Authors: Kim Stanley Robinson
Otra escena, pensó Maya, con cierto malestar ante la perspectiva. Jackie traía la sonrisa puesta, y Athos, a su lado, lo miraba todo con inocencia; o desconocía la relación entre ambas o tenía un perfecto dominio de su expresión. Maya supuso que se trataba de lo último por la mirada del hombre, demasiado inocente para ser real.
—Este canal es muy hermoso, ¿no crees? —comentó Jackie.
—Una trampa para turistas —respondió Maya—. Pero muy bonita, hay que reconocerlo. Y mantiene a los turistas felizmente agrupados.
—Oh, vamos —dijo Jackie riendo. Tomó a Athos por el brazo—. ¿Dónde está tu espíritu romántico?
—¿Qué espíritu romántico? —dijo Maya, complacida por aquella manifestación pública de afecto. La Jackie de antes jamás lo habría hecho. La desconcertó también descubrir que la joven ya no lo era; había sido una estupidez olvidarlo, pero su noción del tiempo era tan confusa que su cara en el espejo era un continuo sobresalto para ella, cada mañana se levantaba en el siglo equivocado; y ver a Jackie con aire de matrona con Athos colgado de su brazo acentuaba la sensación. ¡Aquélla era la muchachita fresca y peligrosa de Zigoto, la joven diosa de Dorsa Brevia!
—Todo el mundo tiene espíritu romántico —dijo Jackie.
Los años no la habían hecho más sabia. Otra discontinuidad cronologica. Tal vez recibir el tratamiento tan a menudo le había atorado el cerebro. Era curioso que a pesar de un uso tan asiduo del tratamiento siguieran quedando señales de envejecimiento; en ausencia de error en la división celular, ¿de dónde procedía Jackie? No tenía la cara arrugada, y en algunos aspectos se la podía tomar por una mujer de veinticinco años; y la expresión de feliz confianza booneana, que era el único parecido que guardaba con John, parecía tan firme como siempre, resplandeciente como el rótulo de neón del café. No obstante, aparentaba los años que tenía: algo en la mirada, en la manera de moverse a pesar de las manipulaciones médicas.

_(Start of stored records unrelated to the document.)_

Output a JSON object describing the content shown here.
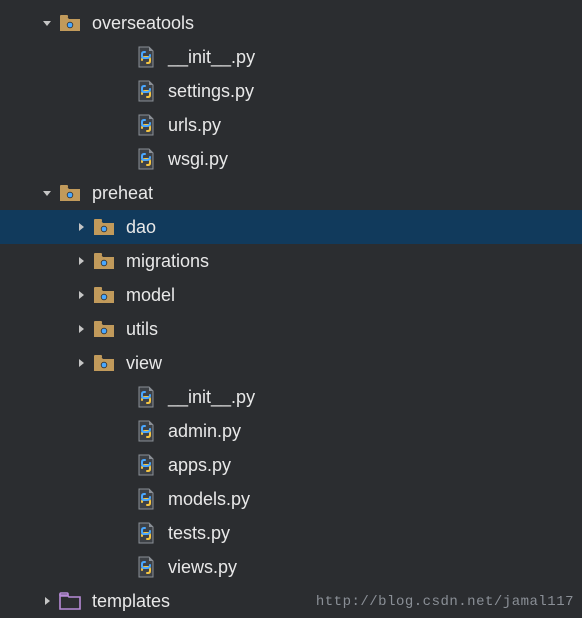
{
  "tree": [
    {
      "depth": 0,
      "arrow": "down",
      "icon": "pkg",
      "label": "overseatools",
      "sel": false
    },
    {
      "depth": 2,
      "arrow": "none",
      "icon": "py",
      "label": "__init__.py",
      "sel": false
    },
    {
      "depth": 2,
      "arrow": "none",
      "icon": "py",
      "label": "settings.py",
      "sel": false
    },
    {
      "depth": 2,
      "arrow": "none",
      "icon": "py",
      "label": "urls.py",
      "sel": false
    },
    {
      "depth": 2,
      "arrow": "none",
      "icon": "py",
      "label": "wsgi.py",
      "sel": false
    },
    {
      "depth": 0,
      "arrow": "down",
      "icon": "pkg",
      "label": "preheat",
      "sel": false
    },
    {
      "depth": 1,
      "arrow": "right",
      "icon": "pkg",
      "label": "dao",
      "sel": true
    },
    {
      "depth": 1,
      "arrow": "right",
      "icon": "pkg",
      "label": "migrations",
      "sel": false
    },
    {
      "depth": 1,
      "arrow": "right",
      "icon": "pkg",
      "label": "model",
      "sel": false
    },
    {
      "depth": 1,
      "arrow": "right",
      "icon": "pkg",
      "label": "utils",
      "sel": false
    },
    {
      "depth": 1,
      "arrow": "right",
      "icon": "pkg",
      "label": "view",
      "sel": false
    },
    {
      "depth": 2,
      "arrow": "none",
      "icon": "py",
      "label": "__init__.py",
      "sel": false
    },
    {
      "depth": 2,
      "arrow": "none",
      "icon": "py",
      "label": "admin.py",
      "sel": false
    },
    {
      "depth": 2,
      "arrow": "none",
      "icon": "py",
      "label": "apps.py",
      "sel": false
    },
    {
      "depth": 2,
      "arrow": "none",
      "icon": "py",
      "label": "models.py",
      "sel": false
    },
    {
      "depth": 2,
      "arrow": "none",
      "icon": "py",
      "label": "tests.py",
      "sel": false
    },
    {
      "depth": 2,
      "arrow": "none",
      "icon": "py",
      "label": "views.py",
      "sel": false
    },
    {
      "depth": 0,
      "arrow": "right",
      "icon": "folder",
      "label": "templates",
      "sel": false
    }
  ],
  "watermark": "http://blog.csdn.net/jamal117"
}
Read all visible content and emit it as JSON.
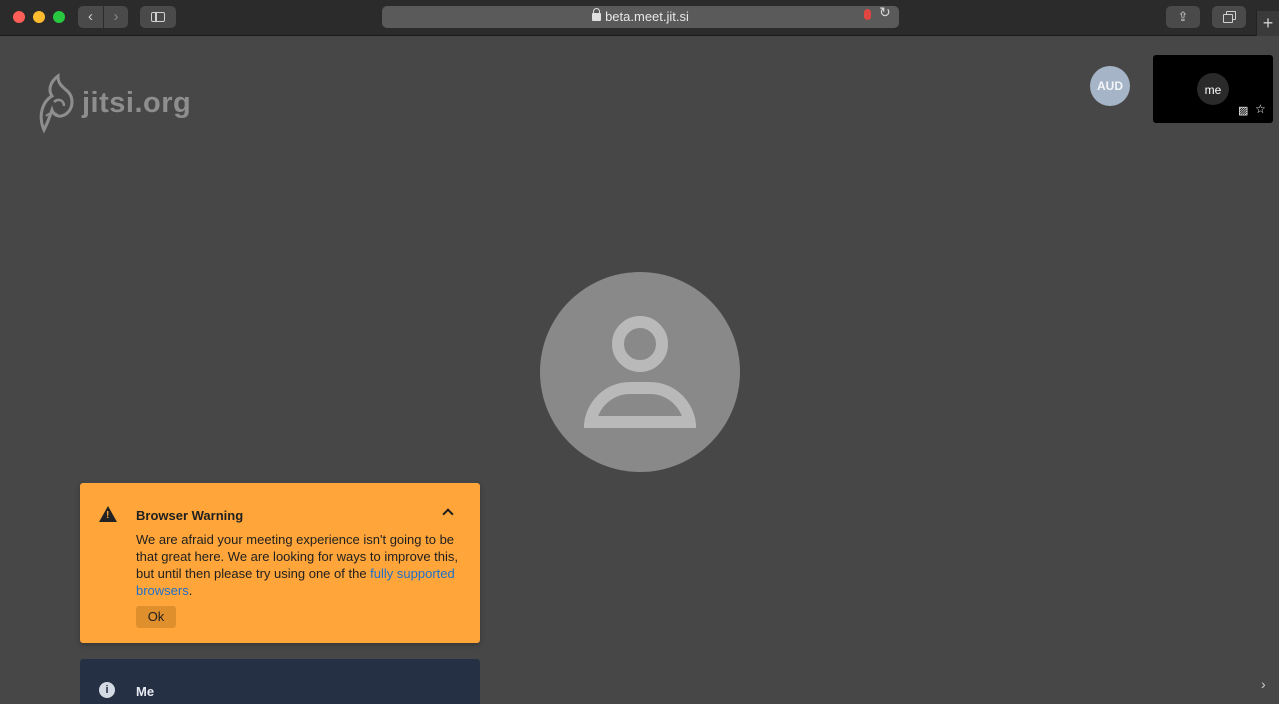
{
  "browser": {
    "url": "beta.meet.jit.si",
    "back_glyph": "‹",
    "forward_glyph": "›",
    "share_glyph": "⇪",
    "newtab_glyph": "+",
    "reload_glyph": "↻"
  },
  "meeting": {
    "logo_text": "jitsi.org",
    "audio_badge": "AUD",
    "self_view": {
      "avatar_text": "me",
      "camera_icon": "camera-off-icon",
      "star_icon": "star-icon",
      "star_glyph": "☆",
      "cam_glyph": "▨"
    }
  },
  "warning": {
    "title": "Browser Warning",
    "body_prefix": "We are afraid your meeting experience isn't going to be that great here. We are looking for ways to improve this, but until then please try using one of the ",
    "link_text": "fully supported browsers",
    "body_suffix": ".",
    "ok_label": "Ok",
    "icon_glyph": "!"
  },
  "info": {
    "title": "Me",
    "icon_glyph": "i"
  },
  "colors": {
    "warning_bg": "#ffa53a",
    "info_bg": "#253045",
    "stage_bg": "#474747",
    "link": "#1f70c9"
  },
  "scroll_glyph": "›"
}
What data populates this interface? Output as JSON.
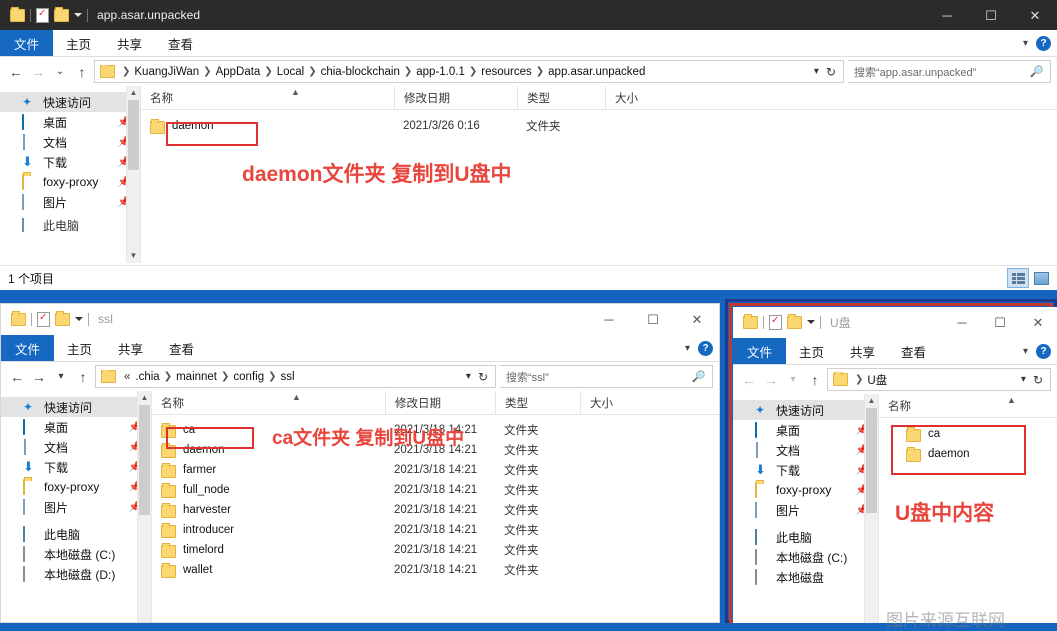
{
  "desktop": {
    "background_color": "#1565c0"
  },
  "windows": {
    "top": {
      "title": "app.asar.unpacked",
      "titlebar_style": "dark",
      "quick_access": {
        "folder_icon": "folder-icon",
        "properties_icon": "properties-icon",
        "new_folder_icon": "new-folder-icon",
        "dropdown_icon": "chevron-down-icon"
      },
      "window_buttons": {
        "minimize": "─",
        "maximize": "☐",
        "close": "✕"
      },
      "ribbon_tabs": [
        {
          "label": "文件",
          "active": true
        },
        {
          "label": "主页",
          "active": false
        },
        {
          "label": "共享",
          "active": false
        },
        {
          "label": "查看",
          "active": false
        }
      ],
      "ribbon_right": {
        "collapse_icon": "chevron-down-icon",
        "help_icon": "help-icon",
        "help_label": "?"
      },
      "nav": {
        "back": "←",
        "forward": "→",
        "recent": "⌄",
        "up": "↑"
      },
      "breadcrumb": [
        "KuangJiWan",
        "AppData",
        "Local",
        "chia-blockchain",
        "app-1.0.1",
        "resources",
        "app.asar.unpacked"
      ],
      "address_tools": {
        "history_icon": "chevron-down-icon",
        "refresh_icon": "refresh-icon",
        "refresh_glyph": "↻"
      },
      "search": {
        "placeholder": "搜索“app.asar.unpacked”",
        "icon": "search-icon"
      },
      "nav_pane": [
        {
          "label": "快速访问",
          "icon": "star-icon",
          "selected": true,
          "pinned": false
        },
        {
          "label": "桌面",
          "icon": "desktop-icon",
          "selected": false,
          "pinned": true
        },
        {
          "label": "文档",
          "icon": "documents-icon",
          "selected": false,
          "pinned": true
        },
        {
          "label": "下载",
          "icon": "downloads-icon",
          "selected": false,
          "pinned": true
        },
        {
          "label": "foxy-proxy",
          "icon": "folder-icon",
          "selected": false,
          "pinned": true
        },
        {
          "label": "图片",
          "icon": "pictures-icon",
          "selected": false,
          "pinned": true
        },
        {
          "label": "此电脑",
          "icon": "this-pc-icon",
          "selected": false,
          "pinned": false
        }
      ],
      "columns": [
        "名称",
        "修改日期",
        "类型",
        "大小"
      ],
      "rows": [
        {
          "name": "daemon",
          "modified": "2021/3/26 0:16",
          "type": "文件夹",
          "size": ""
        }
      ],
      "status": "1 个项目",
      "view_buttons": {
        "details": "details-view-icon",
        "large_icons": "large-icons-view-icon"
      },
      "annotation": "daemon文件夹 复制到U盘中"
    },
    "bottom_left": {
      "title": "ssl",
      "titlebar_style": "light",
      "window_buttons": {
        "minimize": "─",
        "maximize": "☐",
        "close": "✕"
      },
      "ribbon_tabs": [
        {
          "label": "文件",
          "active": true
        },
        {
          "label": "主页",
          "active": false
        },
        {
          "label": "共享",
          "active": false
        },
        {
          "label": "查看",
          "active": false
        }
      ],
      "breadcrumb": [
        "«",
        ".chia",
        "mainnet",
        "config",
        "ssl"
      ],
      "search": {
        "placeholder": "搜索“ssl”",
        "icon": "search-icon"
      },
      "nav_pane": [
        {
          "label": "快速访问",
          "icon": "star-icon",
          "selected": true,
          "pinned": false
        },
        {
          "label": "桌面",
          "icon": "desktop-icon",
          "selected": false,
          "pinned": true
        },
        {
          "label": "文档",
          "icon": "documents-icon",
          "selected": false,
          "pinned": true
        },
        {
          "label": "下载",
          "icon": "downloads-icon",
          "selected": false,
          "pinned": true
        },
        {
          "label": "foxy-proxy",
          "icon": "folder-icon",
          "selected": false,
          "pinned": true
        },
        {
          "label": "图片",
          "icon": "pictures-icon",
          "selected": false,
          "pinned": true
        },
        {
          "label": "此电脑",
          "icon": "this-pc-icon",
          "selected": false,
          "pinned": false
        },
        {
          "label": "本地磁盘 (C:)",
          "icon": "disk-icon",
          "selected": false,
          "pinned": false
        },
        {
          "label": "本地磁盘 (D:)",
          "icon": "disk-icon",
          "selected": false,
          "pinned": false
        }
      ],
      "columns": [
        "名称",
        "修改日期",
        "类型",
        "大小"
      ],
      "rows": [
        {
          "name": "ca",
          "modified": "2021/3/18 14:21",
          "type": "文件夹",
          "size": ""
        },
        {
          "name": "daemon",
          "modified": "2021/3/18 14:21",
          "type": "文件夹",
          "size": ""
        },
        {
          "name": "farmer",
          "modified": "2021/3/18 14:21",
          "type": "文件夹",
          "size": ""
        },
        {
          "name": "full_node",
          "modified": "2021/3/18 14:21",
          "type": "文件夹",
          "size": ""
        },
        {
          "name": "harvester",
          "modified": "2021/3/18 14:21",
          "type": "文件夹",
          "size": ""
        },
        {
          "name": "introducer",
          "modified": "2021/3/18 14:21",
          "type": "文件夹",
          "size": ""
        },
        {
          "name": "timelord",
          "modified": "2021/3/18 14:21",
          "type": "文件夹",
          "size": ""
        },
        {
          "name": "wallet",
          "modified": "2021/3/18 14:21",
          "type": "文件夹",
          "size": ""
        }
      ],
      "annotation": "ca文件夹 复制到U盘中"
    },
    "bottom_right": {
      "title": "U盘",
      "titlebar_style": "light",
      "window_buttons": {
        "minimize": "─",
        "maximize": "☐",
        "close": "✕"
      },
      "ribbon_tabs": [
        {
          "label": "文件",
          "active": true
        },
        {
          "label": "主页",
          "active": false
        },
        {
          "label": "共享",
          "active": false
        },
        {
          "label": "查看",
          "active": false
        }
      ],
      "breadcrumb": [
        "U盘"
      ],
      "nav_pane": [
        {
          "label": "快速访问",
          "icon": "star-icon",
          "selected": true,
          "pinned": false
        },
        {
          "label": "桌面",
          "icon": "desktop-icon",
          "selected": false,
          "pinned": true
        },
        {
          "label": "文档",
          "icon": "documents-icon",
          "selected": false,
          "pinned": true
        },
        {
          "label": "下载",
          "icon": "downloads-icon",
          "selected": false,
          "pinned": true
        },
        {
          "label": "foxy-proxy",
          "icon": "folder-icon",
          "selected": false,
          "pinned": true
        },
        {
          "label": "图片",
          "icon": "pictures-icon",
          "selected": false,
          "pinned": true
        },
        {
          "label": "此电脑",
          "icon": "this-pc-icon",
          "selected": false,
          "pinned": false
        },
        {
          "label": "本地磁盘 (C:)",
          "icon": "disk-icon",
          "selected": false,
          "pinned": false
        },
        {
          "label": "本地磁盘",
          "icon": "disk-icon",
          "selected": false,
          "pinned": false
        }
      ],
      "columns": [
        "名称"
      ],
      "rows": [
        {
          "name": "ca"
        },
        {
          "name": "daemon"
        }
      ],
      "annotation": "U盘中内容"
    }
  },
  "colors": {
    "accent_blue": "#1565c0",
    "annotation_red": "#e8453c",
    "redbox_red": "#e03131",
    "ribbon_file_blue": "#1669c1",
    "folder_yellow": "#fcd670"
  }
}
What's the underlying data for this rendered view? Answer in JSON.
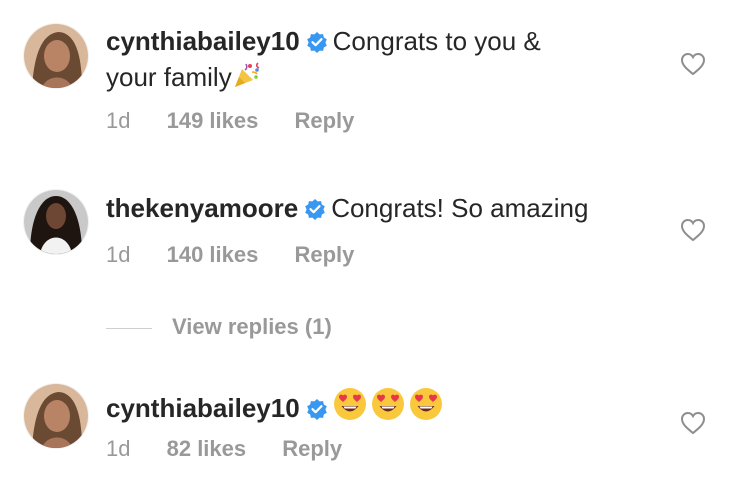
{
  "comments": [
    {
      "username": "cynthiabailey10",
      "text": "Congrats to you & your family",
      "text_line1": "Congrats to you &",
      "text_line2": "your family",
      "time": "1d",
      "likes": "149 likes",
      "reply": "Reply",
      "verified": true,
      "trailing_icon": "party-popper-emoji"
    },
    {
      "username": "thekenyamoore",
      "text": "Congrats! So amazing",
      "time": "1d",
      "likes": "140 likes",
      "reply": "Reply",
      "verified": true
    },
    {
      "username": "cynthiabailey10",
      "emojis": [
        "heart-eyes-emoji",
        "heart-eyes-emoji",
        "heart-eyes-emoji"
      ],
      "time": "1d",
      "likes": "82 likes",
      "reply": "Reply",
      "verified": true
    }
  ],
  "view_replies": {
    "label": "View replies (1)"
  },
  "colors": {
    "text": "#262626",
    "secondary": "#999999",
    "verified_badge": "#3897f0",
    "heart_outline": "#8e8e8e"
  }
}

Una de las muchas auxiliares de Jackie llegó jadeante y llorosa, y le tiró del brazo.
—¡Jackie, lo siento, lo siento, ha muerto, ha muerto...! —repetía entre sollozos, temblorosa.
—¿Quién? —preguntó Jackie con brusquedad.
—Zo —contestó la joven (no tan joven) con desolación.
—¿Zo...?
—Un accidente de vuelo. Cayó al mar. Esto la detendrá, pensó Maya.
—Ya... —dijo Jackie.
—Pero los trajes de pájaro —protestó Athos. También él envejecía—. ¿Es que no...?
—No sé nada más.
—No importa —dijo Jackie, silenciándolos. Más tarde Maya escuchó el relato del accidente de boca de un testigo presencial, y la imagen se le grabó en la mente: las dos mujeres pájaro debatiéndose entre las olas como libélulas mojadas, manteniéndose a flote hasta que una de las gigantescas olas del mar del Norte las estrelló contra la base de un farallón. La corriente espumosa había arrastrado los cadáveres.
Jackie parecía abstraída, lejana, meditabunda. Zo y ella nunca habían estado muy unidas, según había oído Maya, y algunos decían que se odiaban cordialmente. Pero era su hija, y se suponía que uno no debía sobrevivir a los hijos; incluso alguien sin descendencia como Maya lo sentía así. Aunque ellos habían abrogado toda ley, y la biología ya no tenía ningún valor, si Ann hubiese perdido a Peter en la caída del cable, si Nadia y Art perdían alguna vez a Nikki... Incluso la insensata Jackie tenía que sentirlo.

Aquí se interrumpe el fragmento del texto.